Even the Roman Catholic Church legitimized the killing by the Civil Guard (the national police) as the defense of Christendom. More than half a million people died during the civil war and an estimated 150,000 were killed by Franco's regime, while 450,000 were forced to leave Spain, according to estimates.

Those targeted by the regime for persecution included supporters of the Spanish Republic, Liberals, leftists, Protestants, atheists, intellectuals, the LGBTQ community, supporters of the opposing party, Freemasons, Basques, Catalans, and Galician nationalists. Women were also a major target with the overall goal of keeping them in their traditional place in Spanish society. To this end, the Nationalist army promoted a campaign of targeted rape.

This is something that is depicted in the final season of 'Cable Girls' — especially in the treatment of Marga (Nadia de Santiago), Pablo and Julio (Nico Romero), Oscar (Ana Polvorosa), Carlota (Ana Fernandez), and, of course, Lidia (Blanca Suarez). 

'Cable Girls' (Netflix)

While Lidia is openly against the regime and wants to free the women imprisoned in the camp where her former mother-in-law, Carmen (Concha Velasco), is in charge. However, it comes as a surprise when we learn that her former sister-in-law, Elisa (Ángela Cremonte) is part of a clandestine network and has those targeted by the regime hidden in her house. Moreover, she is also helping those hidden in her house get on a ship from a port in Southern France headed to Chile. When Lidia hears of this, she wants all the women she wants to free from the prison on the ship as well. 

Here's the thing though: the ship mentioned by Elisa, the SS Winnipeg, was a real ship that disembarked at Valparaíso, Chile, on 3 September 1939, with 2,200 Spanish immigrants aboard. All immigrants were those fleeing Spain after the Spanish Civil War. 

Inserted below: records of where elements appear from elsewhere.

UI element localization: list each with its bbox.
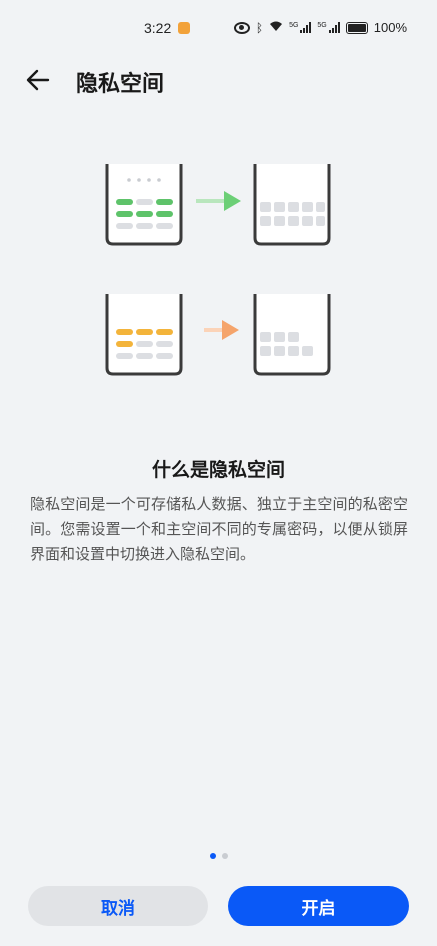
title-bar: 隐私空间 — [0, 56, 437, 104]
status-bar: 3:22 ᛒ 5G 5G 100% — [0, 0, 437, 44]
page-indicator — [0, 853, 437, 859]
back-button[interactable] — [24, 64, 60, 96]
phone-private-gray — [253, 294, 331, 376]
open-button[interactable]: 开启 — [228, 886, 409, 926]
signal-5g-icon: 5G — [317, 22, 340, 33]
page-dot-active — [209, 853, 216, 859]
bluetooth-icon: ᛒ — [255, 20, 264, 35]
info-title: 什么是隐私空间 — [151, 459, 285, 481]
private-space-illustration — [105, 164, 331, 376]
app-notification-icon — [178, 22, 190, 34]
status-time: 3:22 — [144, 20, 172, 36]
status-icons: ᛒ 5G 5G 100% — [233, 20, 407, 35]
arrow-right-icon — [196, 191, 241, 211]
phone-private-gray — [253, 164, 331, 246]
cancel-button[interactable]: 取消 — [28, 886, 208, 926]
page-dot — [221, 853, 228, 859]
arrow-right-icon — [204, 320, 239, 340]
eye-icon — [233, 21, 250, 34]
signal-5g-icon: 5G — [289, 22, 312, 33]
phone-main-green — [105, 164, 183, 246]
battery-icon — [345, 21, 368, 34]
wifi-icon — [269, 21, 283, 35]
phone-main-orange — [105, 294, 183, 376]
info-description: 隐私空间是一个可存储私人数据、独立于主空间的私密空间。您需设置一个和主空间不同的… — [30, 495, 408, 563]
illustration — [0, 150, 437, 390]
arrow-left-icon — [26, 69, 50, 91]
battery-percent: 100% — [373, 20, 407, 35]
page-title: 隐私空间 — [76, 72, 165, 97]
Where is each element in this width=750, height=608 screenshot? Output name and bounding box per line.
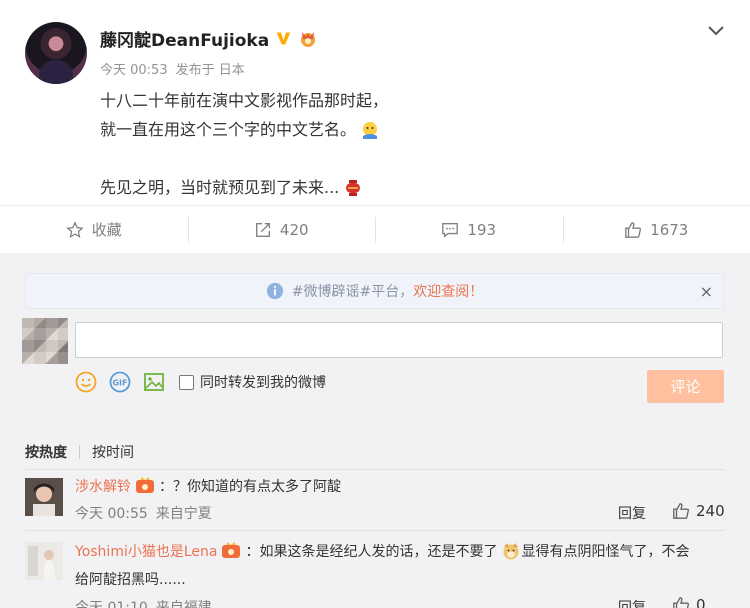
star-icon bbox=[66, 220, 84, 238]
comment-button[interactable]: 193 bbox=[375, 206, 563, 253]
submit-comment-button[interactable]: 评论 bbox=[647, 370, 724, 403]
repost-checkbox-row[interactable]: 同时转发到我的微博 bbox=[179, 372, 326, 392]
comment-text-continued: 显得有点阴阳怪气了，不会 bbox=[521, 544, 690, 560]
fan-badge-icon bbox=[222, 542, 241, 558]
fan-badge-icon bbox=[136, 477, 154, 493]
thinking-emoji-icon bbox=[363, 121, 378, 139]
emoji-icon[interactable] bbox=[75, 371, 97, 393]
like-button[interactable]: 1673 bbox=[562, 206, 750, 253]
commenter-avatar[interactable] bbox=[25, 478, 63, 516]
image-icon[interactable] bbox=[143, 371, 165, 393]
commenter-name[interactable]: 涉水解铃 bbox=[75, 476, 131, 496]
notice-link[interactable]: 欢迎查阅！ bbox=[413, 281, 483, 301]
comment-input[interactable] bbox=[75, 322, 723, 358]
weibo-post-card: 藤冈靛DeanFujioka 今天 00:53 发布于 日本 十八二十年前在演中… bbox=[0, 0, 750, 253]
gif-icon[interactable]: GIF bbox=[109, 371, 131, 393]
thumbs-up-icon bbox=[673, 597, 689, 608]
reply-button[interactable]: 回复 bbox=[618, 597, 646, 608]
comment-text-line: 涉水解铃 ：？你知道的有点太多了阿靛 bbox=[75, 476, 341, 496]
sort-divider bbox=[79, 445, 80, 459]
comment-source: 来自宁夏 bbox=[155, 506, 212, 522]
doge-emoji-icon bbox=[503, 543, 519, 560]
comment-like-button[interactable]: 0 bbox=[672, 596, 706, 608]
post-content: 十八二十年前在演中文影视作品那时起， 就一直在用这个三个字的中文艺名。 先见之明… bbox=[100, 86, 700, 202]
comment-text: ：如果这条是经纪人发的话，还是不要了 bbox=[245, 544, 498, 560]
post-meta: 今天 00:53 发布于 日本 bbox=[100, 59, 245, 78]
favorite-button[interactable]: 收藏 bbox=[0, 206, 188, 253]
comment-count: 193 bbox=[467, 220, 497, 239]
info-icon bbox=[266, 282, 283, 300]
comment-bubble-icon bbox=[442, 222, 459, 238]
post-line-1: 十八二十年前在演中文影视作品那时起， bbox=[100, 91, 389, 110]
commenter-avatar[interactable] bbox=[25, 542, 63, 580]
notice-text[interactable]: #微博辟谣#平台， bbox=[292, 281, 413, 301]
author-name[interactable]: 藤冈靛DeanFujioka bbox=[100, 26, 269, 51]
chevron-down-icon[interactable] bbox=[706, 20, 726, 40]
comment-meta: 今天 01:10 来自福建 bbox=[75, 597, 212, 608]
repost-checkbox[interactable] bbox=[179, 374, 194, 390]
post-time[interactable]: 今天 00:53 bbox=[100, 59, 168, 78]
post-line-3: 先见之明，当时就预见到了未来... bbox=[100, 173, 700, 202]
lantern-emoji-icon bbox=[346, 179, 361, 196]
medal-badge-icon bbox=[301, 31, 316, 47]
comment-divider bbox=[25, 469, 725, 470]
post-source: 发布于 日本 bbox=[175, 63, 245, 78]
tab-sort-time[interactable]: 按时间 bbox=[92, 442, 134, 462]
comment-text-line-2: 给阿靛招黑吗...... bbox=[75, 569, 186, 589]
comment-like-button[interactable]: 240 bbox=[672, 502, 725, 520]
comment-meta: 今天 00:55 来自宁夏 bbox=[75, 503, 212, 523]
comment-time: 今天 01:10 bbox=[75, 600, 148, 608]
post-actions-bar: 收藏 420 193 1673 bbox=[0, 205, 750, 253]
commenter-name[interactable]: Yoshimi小猫也是Lena bbox=[75, 541, 217, 561]
repost-count: 420 bbox=[279, 220, 309, 239]
composer-tools: GIF 同时转发到我的微博 bbox=[75, 371, 326, 393]
thumbs-up-icon bbox=[673, 503, 689, 519]
comment-sort-tabs: 按热度 按时间 bbox=[25, 442, 134, 462]
verified-v-icon bbox=[276, 32, 291, 45]
author-avatar[interactable] bbox=[25, 22, 87, 84]
notice-close-button[interactable]: × bbox=[700, 282, 713, 301]
like-count: 1673 bbox=[650, 220, 689, 239]
comment-like-count: 0 bbox=[696, 596, 706, 608]
author-line: 藤冈靛DeanFujioka bbox=[100, 26, 318, 51]
rumor-notice-bar: #微博辟谣#平台， 欢迎查阅！ × bbox=[25, 273, 724, 309]
comment-time: 今天 00:55 bbox=[75, 506, 148, 522]
post-line-2: 就一直在用这个三个字的中文艺名。 bbox=[100, 115, 700, 144]
comment-text: ：？你知道的有点太多了阿靛 bbox=[159, 479, 341, 495]
favorite-label: 收藏 bbox=[91, 221, 122, 239]
comment-source: 来自福建 bbox=[155, 600, 212, 608]
repost-checkbox-label: 同时转发到我的微博 bbox=[200, 375, 326, 391]
comment-like-count: 240 bbox=[696, 502, 725, 520]
comment-divider bbox=[25, 530, 725, 531]
comment-text-wrap: 给阿靛招黑吗...... bbox=[75, 572, 186, 588]
share-icon bbox=[255, 222, 270, 237]
current-user-avatar bbox=[22, 318, 68, 364]
comment-text-line: Yoshimi小猫也是Lena ：如果这条是经纪人发的话，还是不要了 显得有点阴… bbox=[75, 541, 689, 561]
thumbs-up-icon bbox=[625, 221, 642, 238]
repost-button[interactable]: 420 bbox=[187, 206, 376, 253]
tab-sort-hot[interactable]: 按热度 bbox=[25, 442, 67, 462]
reply-button[interactable]: 回复 bbox=[618, 503, 646, 523]
svg-text:GIF: GIF bbox=[112, 379, 127, 388]
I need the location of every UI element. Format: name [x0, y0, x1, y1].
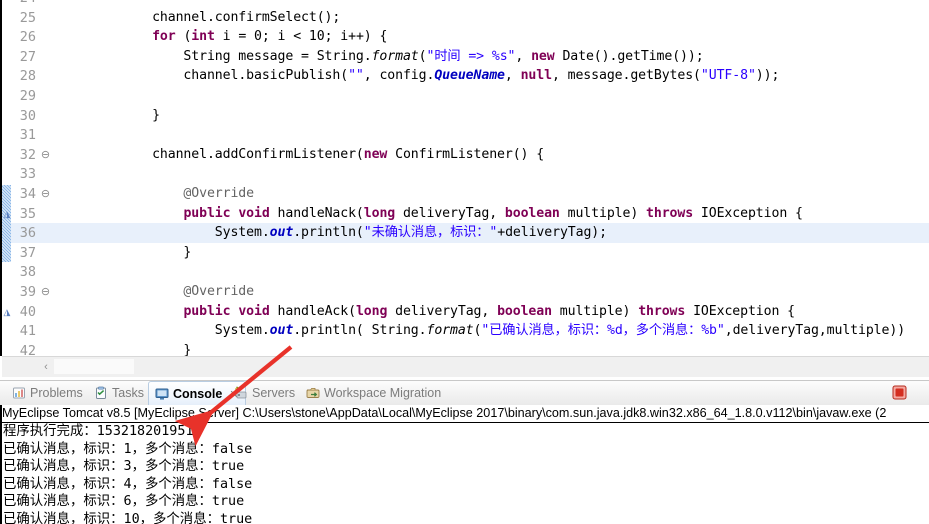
terminate-button[interactable]: [892, 385, 907, 400]
tab-tasks[interactable]: Tasks: [88, 381, 150, 405]
code-fold-toggle-icon[interactable]: ⊖: [40, 145, 51, 165]
line-number: 33: [19, 166, 36, 183]
console-output-line: 程序执行完成：1532182019514: [3, 424, 202, 439]
tab-problems[interactable]: Problems: [6, 381, 89, 405]
tab-label: Servers: [252, 386, 296, 400]
line-number: 42: [19, 342, 36, 356]
console-launch-header: MyEclipse Tomcat v8.5 [MyEclipse Server]…: [2, 405, 929, 423]
servers-icon: [234, 386, 248, 400]
code-line-text[interactable]: channel.confirmSelect();: [58, 8, 340, 28]
code-line-text[interactable]: public void handleAck(long deliveryTag, …: [58, 302, 795, 322]
code-line-text[interactable]: @Override: [58, 282, 254, 302]
line-number: 28: [19, 68, 36, 85]
console-output-line: 已确认消息，标识：6，多个消息：true: [3, 494, 245, 510]
code-line-text[interactable]: for (int i = 0; i < 10; i++) {: [58, 27, 387, 47]
line-number: 27: [19, 48, 36, 65]
scroll-left-arrow-icon[interactable]: ‹: [38, 357, 54, 377]
console-output-line: 已确认消息，标识：1，多个消息：false: [3, 441, 253, 457]
scrollbar-thumb[interactable]: [54, 359, 134, 374]
code-line-text[interactable]: channel.addConfirmListener(new ConfirmLi…: [58, 145, 544, 165]
console-icon: [155, 387, 169, 401]
workspace-migration-icon: [306, 386, 320, 400]
line-number: 29: [19, 88, 36, 104]
editor-horizontal-scrollbar[interactable]: ‹: [2, 356, 929, 377]
line-number: 41: [19, 323, 36, 340]
line-number: 36: [19, 225, 36, 242]
line-number: 31: [19, 127, 36, 144]
code-line-text[interactable]: String message = String.format("时间 => %s…: [58, 47, 703, 67]
line-number: 26: [19, 29, 36, 46]
line-number: 38: [19, 264, 36, 281]
code-line-text[interactable]: }: [58, 341, 191, 356]
code-line-text[interactable]: }: [58, 243, 191, 263]
code-line-text[interactable]: }: [58, 106, 160, 126]
tasks-icon: [94, 386, 108, 400]
line-number: 30: [19, 107, 36, 124]
java-source-editor[interactable]: 2425 channel.confirmSelect();26 for (int…: [0, 0, 929, 356]
code-fold-toggle-icon[interactable]: ⊖: [40, 184, 51, 204]
line-number: 37: [19, 244, 36, 261]
console-output-line: 已确认消息，标识：3，多个消息：true: [3, 459, 245, 475]
override-marker-icon[interactable]: ◮: [2, 302, 12, 322]
code-line-text[interactable]: System.out.println("未确认消息，标识："+deliveryT…: [58, 223, 607, 243]
tab-label: Tasks: [112, 386, 144, 400]
console-output-line: 已确认消息，标识：10，多个消息：true: [3, 512, 253, 524]
line-number: 34: [19, 186, 36, 202]
view-tab-bar[interactable]: Problems Tasks Console ✕ Servers Workspace Mi…: [0, 380, 929, 406]
line-number: 32: [19, 146, 36, 163]
line-number: 39: [19, 284, 36, 300]
code-fold-toggle-icon[interactable]: ⊖: [40, 282, 51, 302]
tab-label: Problems: [30, 386, 83, 400]
code-line-text[interactable]: channel.basicPublish("", config.QueueNam…: [58, 66, 779, 86]
tab-label: Workspace Migration: [324, 386, 442, 400]
line-number: 25: [19, 9, 36, 26]
console-output-line: 已确认消息，标识：4，多个消息：false: [3, 476, 253, 492]
override-marker-icon[interactable]: ◮: [2, 204, 12, 224]
console-view[interactable]: MyEclipse Tomcat v8.5 [MyEclipse Server]…: [0, 405, 929, 524]
tab-servers[interactable]: Servers: [228, 381, 301, 405]
code-line-text[interactable]: System.out.println( String.format("已确认消息…: [58, 321, 905, 341]
tab-label: Console: [173, 387, 223, 401]
tab-workspace-migration[interactable]: Workspace Migration: [300, 381, 447, 405]
code-line-text[interactable]: public void handleNack(long deliveryTag,…: [58, 204, 803, 224]
code-line-text[interactable]: @Override: [58, 184, 254, 204]
problems-icon: [12, 386, 26, 400]
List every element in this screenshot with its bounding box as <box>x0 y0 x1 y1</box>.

Here's an even more interesting fact: poet and Nobel Laurette Pablo Neruda helped arrange the ship after he noticed many Spanish Republicans had fled in exile to France where they were detained in squalid camps in miserable conditions. Neruda had strongly supported the Republic when he was stationed in Madrid, Spain when the Civil War broke out in 1936. Radicalized by the war and the murder of his friend Federico Garcia Lorca, he became a communist and would later become a leader of the Chilean Communist Party. Some of his best collections of political poems come from this period, including 'Spain in Our Hearts' and 'Residence on Earth'.

Pablo Neruda (Getty Images)

Realizing the danger that those persecuted faced, Neruda lobbied his government, raised money, and organized the SS Winnipeg which was originally designed to carry up to just 97 passengers. Neruda had the ship gutted and retrofitted so that it could hold as many people as possible. After the ship reached Valparaiso, the Spanish refugees were welcomed by crowds of supporters. Some refugees stayed in Valparaiso, while some traveled to Santiago, and others to Argentina.

Those aboard the ship included historian Leopoldo Castedo, the typographer Mauricio Amster and the painters Roser Bru and José Balmes. Victor Pey, who boarded the ship after being a prisoner of war in France, became one of the closest advisors to Salvador Allende, Chilean President from 1970 to 1973. 

When the ship had set sail from the port of Trompeloup - Pauillac on August 4th, 1939, Neruda wrote, "Que la crítica borre toda mi poesía, si le parece. Pero este poema, que hoy recuerdo, no podrá borrarlo nadie," roughly translating to, "The critics may erase all of my poetry, if they want. But this poem, that today I remember, nobody will be able to erase."

Sadly, the ship came to an unfortunate end during the Second World War. After being captured in May 1941 by the Dutch sloop HNLMS Van Kinsbergen in the Caribbean Sea, the SS Winnipeg was confiscated by the British government. Later, Canadian Pacific Steamships brought the ship and renamed it Winnipeg II. In October 1942, the ship was torpedoed and sunk by a German submarine when it was en route from Liverpool to Saint John, New Brunswick. All episodes of 'Cable Girls' are now streaming on Netflix.